Sunday, April 14, 2013

Coming out of the winter coma

This cold spring is dragging on and on.  It's reminiscent of the spring of '97, which I spent glued to The Weather Channel from my dorm room in Indiana desperately waiting for the temperatures to bust out of the 50s (which I don't think they managed to do before classes got out the first week of May).  That year, we also spent a cold, gray Memorial Day in sweatshirts.  After a freakishly warm December and January this winter, we've had a freakishly cold and raw February, March and April.  Whereas I have a photo from a late March workday with my kids from last year in which the honeysuckles were already leafing out, everything is still bare and grouchy-looking this year.  I have a garlic mustard pull scheduled for two weeks from now, but I have yet to see any garlic mustard plant showing its crinkly green face.  The scientist in me knows that this is not proof against global warming, but just the stochastic nature of nature....but it can't help be a little relieved, as well.

Until I have time to expound on my spring break road trip to the southwest two weeks ago (prevented thus far by end-of-3rd-quarter madness), here are some tiny, hopeful signs of life from the Chicago region.  The following photos were snapped yesterday while spreading native seed mixes at Bunker Hill.  It snowed while I was doing this, by the way.  On April 13.  Snow.  Unapologetic snow.

 A timid rattlesnake master peeks above the charred debris in the mesic prairie area of Bunker Hill.  They got a pretty extensive prescribed burn in the first week of April.

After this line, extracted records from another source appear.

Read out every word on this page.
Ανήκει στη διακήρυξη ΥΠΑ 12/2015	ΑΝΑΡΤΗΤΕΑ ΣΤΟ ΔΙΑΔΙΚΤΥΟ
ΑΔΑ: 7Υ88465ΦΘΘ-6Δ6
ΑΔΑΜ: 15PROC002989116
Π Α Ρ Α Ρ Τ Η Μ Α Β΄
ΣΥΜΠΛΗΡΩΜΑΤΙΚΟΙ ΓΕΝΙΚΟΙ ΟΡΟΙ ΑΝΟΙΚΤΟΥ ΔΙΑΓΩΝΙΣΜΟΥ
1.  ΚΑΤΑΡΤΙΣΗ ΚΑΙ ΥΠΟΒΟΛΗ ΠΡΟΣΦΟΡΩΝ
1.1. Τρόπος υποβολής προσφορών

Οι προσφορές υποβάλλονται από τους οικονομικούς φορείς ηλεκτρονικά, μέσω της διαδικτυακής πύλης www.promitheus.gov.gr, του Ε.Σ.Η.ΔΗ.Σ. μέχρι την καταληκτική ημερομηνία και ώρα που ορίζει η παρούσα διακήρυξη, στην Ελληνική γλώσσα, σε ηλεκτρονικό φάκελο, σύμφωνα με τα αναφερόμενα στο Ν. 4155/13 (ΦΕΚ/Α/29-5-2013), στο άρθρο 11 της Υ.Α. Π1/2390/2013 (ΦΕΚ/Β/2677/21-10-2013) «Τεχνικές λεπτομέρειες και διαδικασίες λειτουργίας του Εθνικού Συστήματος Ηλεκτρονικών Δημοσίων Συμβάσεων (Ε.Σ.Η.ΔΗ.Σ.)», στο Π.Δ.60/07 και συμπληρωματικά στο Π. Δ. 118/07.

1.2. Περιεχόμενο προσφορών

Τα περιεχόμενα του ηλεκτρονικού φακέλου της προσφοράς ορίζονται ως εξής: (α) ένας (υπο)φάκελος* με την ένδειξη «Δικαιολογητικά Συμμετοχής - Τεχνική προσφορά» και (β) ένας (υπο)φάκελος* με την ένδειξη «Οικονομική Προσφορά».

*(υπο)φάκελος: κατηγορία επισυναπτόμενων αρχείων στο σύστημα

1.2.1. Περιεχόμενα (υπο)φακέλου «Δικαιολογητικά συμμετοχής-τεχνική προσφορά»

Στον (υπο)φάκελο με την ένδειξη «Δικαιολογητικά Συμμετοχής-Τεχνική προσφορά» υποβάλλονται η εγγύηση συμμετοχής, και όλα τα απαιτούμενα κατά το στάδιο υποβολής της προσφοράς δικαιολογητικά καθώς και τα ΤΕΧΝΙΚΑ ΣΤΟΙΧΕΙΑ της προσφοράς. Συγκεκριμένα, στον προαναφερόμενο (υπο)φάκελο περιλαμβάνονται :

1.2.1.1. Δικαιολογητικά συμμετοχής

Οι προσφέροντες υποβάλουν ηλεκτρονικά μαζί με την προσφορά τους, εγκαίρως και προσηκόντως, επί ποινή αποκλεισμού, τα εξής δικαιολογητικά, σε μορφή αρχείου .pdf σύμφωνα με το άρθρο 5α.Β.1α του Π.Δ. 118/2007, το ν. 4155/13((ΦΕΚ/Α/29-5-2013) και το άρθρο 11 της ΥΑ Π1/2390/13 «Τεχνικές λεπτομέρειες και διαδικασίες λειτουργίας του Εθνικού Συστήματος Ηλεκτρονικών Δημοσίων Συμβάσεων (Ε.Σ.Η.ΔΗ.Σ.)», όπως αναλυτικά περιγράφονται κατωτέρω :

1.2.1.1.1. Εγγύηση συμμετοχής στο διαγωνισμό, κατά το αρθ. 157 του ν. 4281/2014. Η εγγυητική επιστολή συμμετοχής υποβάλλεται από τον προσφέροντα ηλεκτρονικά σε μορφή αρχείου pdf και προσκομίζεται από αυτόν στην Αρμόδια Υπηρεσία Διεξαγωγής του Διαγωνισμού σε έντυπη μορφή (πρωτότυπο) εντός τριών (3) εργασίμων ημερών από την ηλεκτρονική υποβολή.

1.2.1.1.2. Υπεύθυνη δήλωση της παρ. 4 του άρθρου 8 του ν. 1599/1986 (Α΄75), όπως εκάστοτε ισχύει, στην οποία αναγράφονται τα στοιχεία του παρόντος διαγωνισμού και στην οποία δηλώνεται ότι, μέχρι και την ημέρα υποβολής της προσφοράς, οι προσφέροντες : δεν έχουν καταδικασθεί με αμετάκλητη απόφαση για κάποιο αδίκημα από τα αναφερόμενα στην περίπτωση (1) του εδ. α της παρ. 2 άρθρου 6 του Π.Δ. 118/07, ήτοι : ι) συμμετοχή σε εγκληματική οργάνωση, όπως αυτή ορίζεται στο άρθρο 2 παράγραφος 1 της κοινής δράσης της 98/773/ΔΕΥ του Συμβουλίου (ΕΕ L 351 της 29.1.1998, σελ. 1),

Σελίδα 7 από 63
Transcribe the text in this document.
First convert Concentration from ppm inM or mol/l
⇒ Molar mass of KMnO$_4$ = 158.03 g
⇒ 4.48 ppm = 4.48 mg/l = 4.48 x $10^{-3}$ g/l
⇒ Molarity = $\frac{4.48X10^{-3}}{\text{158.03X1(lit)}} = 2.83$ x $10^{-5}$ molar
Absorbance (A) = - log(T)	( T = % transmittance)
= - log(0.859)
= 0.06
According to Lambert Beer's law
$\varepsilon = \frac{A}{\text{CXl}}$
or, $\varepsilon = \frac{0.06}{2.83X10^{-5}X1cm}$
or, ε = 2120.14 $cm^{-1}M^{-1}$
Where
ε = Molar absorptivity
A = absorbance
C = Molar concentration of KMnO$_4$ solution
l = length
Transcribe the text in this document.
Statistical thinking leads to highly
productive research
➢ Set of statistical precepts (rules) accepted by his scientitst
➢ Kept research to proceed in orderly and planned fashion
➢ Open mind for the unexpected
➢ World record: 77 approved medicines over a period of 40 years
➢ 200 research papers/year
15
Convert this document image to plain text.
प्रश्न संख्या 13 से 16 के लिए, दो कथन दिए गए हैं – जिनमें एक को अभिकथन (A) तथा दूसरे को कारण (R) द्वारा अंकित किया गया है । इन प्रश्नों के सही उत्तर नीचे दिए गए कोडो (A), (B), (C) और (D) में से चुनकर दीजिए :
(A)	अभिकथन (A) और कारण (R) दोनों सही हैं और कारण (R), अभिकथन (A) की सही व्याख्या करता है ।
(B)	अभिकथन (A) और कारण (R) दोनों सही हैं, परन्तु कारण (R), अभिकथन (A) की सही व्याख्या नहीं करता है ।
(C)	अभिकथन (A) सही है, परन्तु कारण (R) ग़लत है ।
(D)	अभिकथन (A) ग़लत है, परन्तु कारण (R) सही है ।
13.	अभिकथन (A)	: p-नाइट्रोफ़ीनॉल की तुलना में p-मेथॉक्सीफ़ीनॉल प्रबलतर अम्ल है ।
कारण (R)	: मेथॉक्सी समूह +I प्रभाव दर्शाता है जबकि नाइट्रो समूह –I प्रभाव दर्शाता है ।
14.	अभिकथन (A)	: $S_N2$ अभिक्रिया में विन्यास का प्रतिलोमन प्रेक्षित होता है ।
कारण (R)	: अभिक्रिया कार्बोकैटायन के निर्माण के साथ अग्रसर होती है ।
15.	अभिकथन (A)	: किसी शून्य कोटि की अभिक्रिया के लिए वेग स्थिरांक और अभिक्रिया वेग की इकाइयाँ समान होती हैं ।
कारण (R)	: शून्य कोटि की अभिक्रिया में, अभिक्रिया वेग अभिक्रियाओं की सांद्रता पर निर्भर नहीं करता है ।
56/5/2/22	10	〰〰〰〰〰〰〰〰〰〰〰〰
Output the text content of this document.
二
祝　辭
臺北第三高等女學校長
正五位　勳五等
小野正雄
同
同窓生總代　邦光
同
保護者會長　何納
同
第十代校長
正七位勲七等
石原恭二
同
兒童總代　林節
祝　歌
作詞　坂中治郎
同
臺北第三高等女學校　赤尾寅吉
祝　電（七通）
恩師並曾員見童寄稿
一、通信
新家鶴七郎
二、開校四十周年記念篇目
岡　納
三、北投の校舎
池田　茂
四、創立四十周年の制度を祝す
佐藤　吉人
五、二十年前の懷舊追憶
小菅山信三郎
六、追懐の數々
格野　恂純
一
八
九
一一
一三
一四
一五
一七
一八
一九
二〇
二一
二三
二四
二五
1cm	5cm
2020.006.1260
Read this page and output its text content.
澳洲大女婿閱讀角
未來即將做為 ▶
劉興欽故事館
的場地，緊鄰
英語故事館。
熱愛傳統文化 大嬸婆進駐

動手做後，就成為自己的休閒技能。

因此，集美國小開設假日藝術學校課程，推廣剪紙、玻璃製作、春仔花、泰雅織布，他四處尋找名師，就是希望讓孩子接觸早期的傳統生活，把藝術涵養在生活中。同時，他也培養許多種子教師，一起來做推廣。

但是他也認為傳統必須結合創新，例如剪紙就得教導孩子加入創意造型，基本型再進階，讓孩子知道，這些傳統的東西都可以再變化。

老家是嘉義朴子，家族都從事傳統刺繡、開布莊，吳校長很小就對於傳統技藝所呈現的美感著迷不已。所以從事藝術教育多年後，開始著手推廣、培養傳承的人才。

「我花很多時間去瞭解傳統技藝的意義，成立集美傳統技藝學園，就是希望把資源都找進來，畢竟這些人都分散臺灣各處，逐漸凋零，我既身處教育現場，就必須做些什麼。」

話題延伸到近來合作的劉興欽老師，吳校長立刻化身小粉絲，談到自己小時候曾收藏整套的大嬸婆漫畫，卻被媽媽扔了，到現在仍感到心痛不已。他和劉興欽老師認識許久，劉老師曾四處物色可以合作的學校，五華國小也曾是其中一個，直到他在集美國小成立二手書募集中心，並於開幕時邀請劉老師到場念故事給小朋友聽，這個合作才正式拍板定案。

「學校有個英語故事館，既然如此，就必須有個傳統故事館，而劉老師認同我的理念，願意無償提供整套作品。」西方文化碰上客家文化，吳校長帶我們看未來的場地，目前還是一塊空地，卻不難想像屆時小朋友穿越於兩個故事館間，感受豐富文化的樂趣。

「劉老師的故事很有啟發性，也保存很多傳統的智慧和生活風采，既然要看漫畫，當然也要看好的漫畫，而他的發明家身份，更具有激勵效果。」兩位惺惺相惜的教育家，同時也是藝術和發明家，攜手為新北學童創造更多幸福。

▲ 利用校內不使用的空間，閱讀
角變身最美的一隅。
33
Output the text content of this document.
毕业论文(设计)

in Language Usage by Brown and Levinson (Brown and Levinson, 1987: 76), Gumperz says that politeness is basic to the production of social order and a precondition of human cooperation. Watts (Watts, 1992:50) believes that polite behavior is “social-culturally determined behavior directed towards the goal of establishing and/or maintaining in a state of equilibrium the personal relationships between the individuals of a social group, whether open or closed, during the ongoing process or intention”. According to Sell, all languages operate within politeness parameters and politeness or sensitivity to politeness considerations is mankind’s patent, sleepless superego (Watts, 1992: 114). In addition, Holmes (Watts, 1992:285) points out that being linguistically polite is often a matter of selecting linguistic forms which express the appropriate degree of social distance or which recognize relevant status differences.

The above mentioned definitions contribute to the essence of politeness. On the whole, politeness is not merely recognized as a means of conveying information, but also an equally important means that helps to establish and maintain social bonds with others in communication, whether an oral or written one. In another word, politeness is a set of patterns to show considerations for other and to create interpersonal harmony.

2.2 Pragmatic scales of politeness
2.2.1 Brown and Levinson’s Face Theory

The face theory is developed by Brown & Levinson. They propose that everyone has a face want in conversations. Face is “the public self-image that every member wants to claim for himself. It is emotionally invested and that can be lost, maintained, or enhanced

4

Guess who--wood betony (Pedicularis canadensis)!  I've never seen it in hot-pink pre-photosynthetic mode.  There's usually no reason for me to be poking around in a prairie this early in the season.

A freshly buzz-cut-by-fire prairie dropseed clump sprouts some new growth.

1 comment:

  1. And how do you feel about the two weeks of rain?
    I had bloodroot blooming in my yard on Monday, 4/15.